Gorontalo, 18/05/2026. Peluncuran aplikasi Open Data Gorontalo “Pentagon” di Kantor Gubernuran, Senin (18/5/2026), menjadi langkah strategis Pemerintah Provinsi Gorontalo dalam menghimpun dan mengelola data sektoral terintegrasi lintas pemerintah guna mendukung program Satu Data Indonesia. Platform digital tersebut diharapkan menjadi rujukan utama dalam penyusunan perencanaan hingga evaluasi program kegiatan OPD.
Gubernur Gorontalo menegaskan bahwa membangun data berarti membangun kepercayaan publik.
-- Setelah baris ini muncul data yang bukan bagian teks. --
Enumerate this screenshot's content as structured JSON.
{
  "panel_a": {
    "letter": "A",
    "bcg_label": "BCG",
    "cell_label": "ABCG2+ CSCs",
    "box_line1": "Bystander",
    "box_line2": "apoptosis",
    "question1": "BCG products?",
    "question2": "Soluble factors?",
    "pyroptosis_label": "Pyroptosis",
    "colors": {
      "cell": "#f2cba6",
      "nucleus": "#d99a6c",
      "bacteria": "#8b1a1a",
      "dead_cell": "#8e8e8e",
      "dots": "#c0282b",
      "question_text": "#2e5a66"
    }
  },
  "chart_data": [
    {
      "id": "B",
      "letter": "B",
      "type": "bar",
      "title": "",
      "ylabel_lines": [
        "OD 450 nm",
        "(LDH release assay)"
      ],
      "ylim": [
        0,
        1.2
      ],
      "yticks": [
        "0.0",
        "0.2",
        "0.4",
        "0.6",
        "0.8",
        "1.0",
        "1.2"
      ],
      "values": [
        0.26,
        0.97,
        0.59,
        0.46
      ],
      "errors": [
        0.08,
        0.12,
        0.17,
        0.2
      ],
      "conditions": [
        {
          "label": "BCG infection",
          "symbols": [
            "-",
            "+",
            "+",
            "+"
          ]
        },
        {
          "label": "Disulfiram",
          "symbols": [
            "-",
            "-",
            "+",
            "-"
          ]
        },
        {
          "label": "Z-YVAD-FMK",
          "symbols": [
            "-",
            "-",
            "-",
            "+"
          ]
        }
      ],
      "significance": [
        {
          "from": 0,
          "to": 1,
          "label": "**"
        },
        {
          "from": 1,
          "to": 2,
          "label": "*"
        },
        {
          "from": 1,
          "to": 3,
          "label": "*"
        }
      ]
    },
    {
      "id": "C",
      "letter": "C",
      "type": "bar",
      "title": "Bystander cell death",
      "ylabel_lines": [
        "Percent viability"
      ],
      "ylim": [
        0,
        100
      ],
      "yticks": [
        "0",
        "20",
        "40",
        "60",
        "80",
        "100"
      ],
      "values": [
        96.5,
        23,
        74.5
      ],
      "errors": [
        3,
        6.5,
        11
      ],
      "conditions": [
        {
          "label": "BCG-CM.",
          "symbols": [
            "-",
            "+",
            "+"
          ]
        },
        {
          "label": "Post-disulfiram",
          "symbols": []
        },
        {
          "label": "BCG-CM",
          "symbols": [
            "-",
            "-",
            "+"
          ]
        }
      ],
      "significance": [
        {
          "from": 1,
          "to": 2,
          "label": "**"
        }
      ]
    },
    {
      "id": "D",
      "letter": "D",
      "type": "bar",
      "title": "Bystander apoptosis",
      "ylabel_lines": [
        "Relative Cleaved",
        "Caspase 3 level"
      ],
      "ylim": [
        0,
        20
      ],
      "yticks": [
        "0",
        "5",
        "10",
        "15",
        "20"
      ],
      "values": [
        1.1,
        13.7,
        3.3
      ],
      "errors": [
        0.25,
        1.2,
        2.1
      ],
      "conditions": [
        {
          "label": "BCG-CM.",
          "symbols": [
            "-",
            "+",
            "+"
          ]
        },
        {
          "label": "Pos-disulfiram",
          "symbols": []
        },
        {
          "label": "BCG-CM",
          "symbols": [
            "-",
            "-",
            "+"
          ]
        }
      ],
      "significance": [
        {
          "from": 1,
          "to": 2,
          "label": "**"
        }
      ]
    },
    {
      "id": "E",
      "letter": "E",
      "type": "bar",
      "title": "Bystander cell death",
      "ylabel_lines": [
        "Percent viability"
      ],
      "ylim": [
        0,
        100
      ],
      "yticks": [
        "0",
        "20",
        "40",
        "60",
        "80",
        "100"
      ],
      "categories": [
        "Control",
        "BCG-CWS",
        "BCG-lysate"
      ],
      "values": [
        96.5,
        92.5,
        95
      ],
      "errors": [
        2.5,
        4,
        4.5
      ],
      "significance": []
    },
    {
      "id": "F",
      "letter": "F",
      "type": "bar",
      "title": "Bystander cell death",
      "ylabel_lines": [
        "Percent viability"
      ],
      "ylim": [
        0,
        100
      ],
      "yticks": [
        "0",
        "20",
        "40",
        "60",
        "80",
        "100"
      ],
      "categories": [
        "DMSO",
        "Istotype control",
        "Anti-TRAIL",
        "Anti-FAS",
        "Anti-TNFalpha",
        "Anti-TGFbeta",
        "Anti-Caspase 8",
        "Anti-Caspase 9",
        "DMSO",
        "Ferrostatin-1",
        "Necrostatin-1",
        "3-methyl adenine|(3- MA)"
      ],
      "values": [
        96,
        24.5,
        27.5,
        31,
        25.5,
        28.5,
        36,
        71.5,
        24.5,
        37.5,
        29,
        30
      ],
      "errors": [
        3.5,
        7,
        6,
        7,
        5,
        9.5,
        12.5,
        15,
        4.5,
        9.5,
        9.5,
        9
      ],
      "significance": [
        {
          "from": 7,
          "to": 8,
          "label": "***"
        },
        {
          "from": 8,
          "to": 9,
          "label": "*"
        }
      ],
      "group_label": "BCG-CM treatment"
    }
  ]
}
Menurutnya, data harus dikumpulkan dan dikelola secara baik dan benar agar dapat dipercaya masyarakat serta menjadi dasar kebijakan yang tepat sasaran.
“Bisa dibayangkan ketika pemerintah berbicara ke hadapan publik dengan sebuah kebijakan yang disusun berdasarkan data yang tidak tepat, maka yang terjadi adalah di tengah jalan proses kebijakan itu pasti mendapatkan tanda petik perlawanan dari masyarakat. Dan yang kedua, kalau kita paksakan pada akhirnya hasil kebijakan juga tidak baik bagi masyarakat,” ujar Gusnar.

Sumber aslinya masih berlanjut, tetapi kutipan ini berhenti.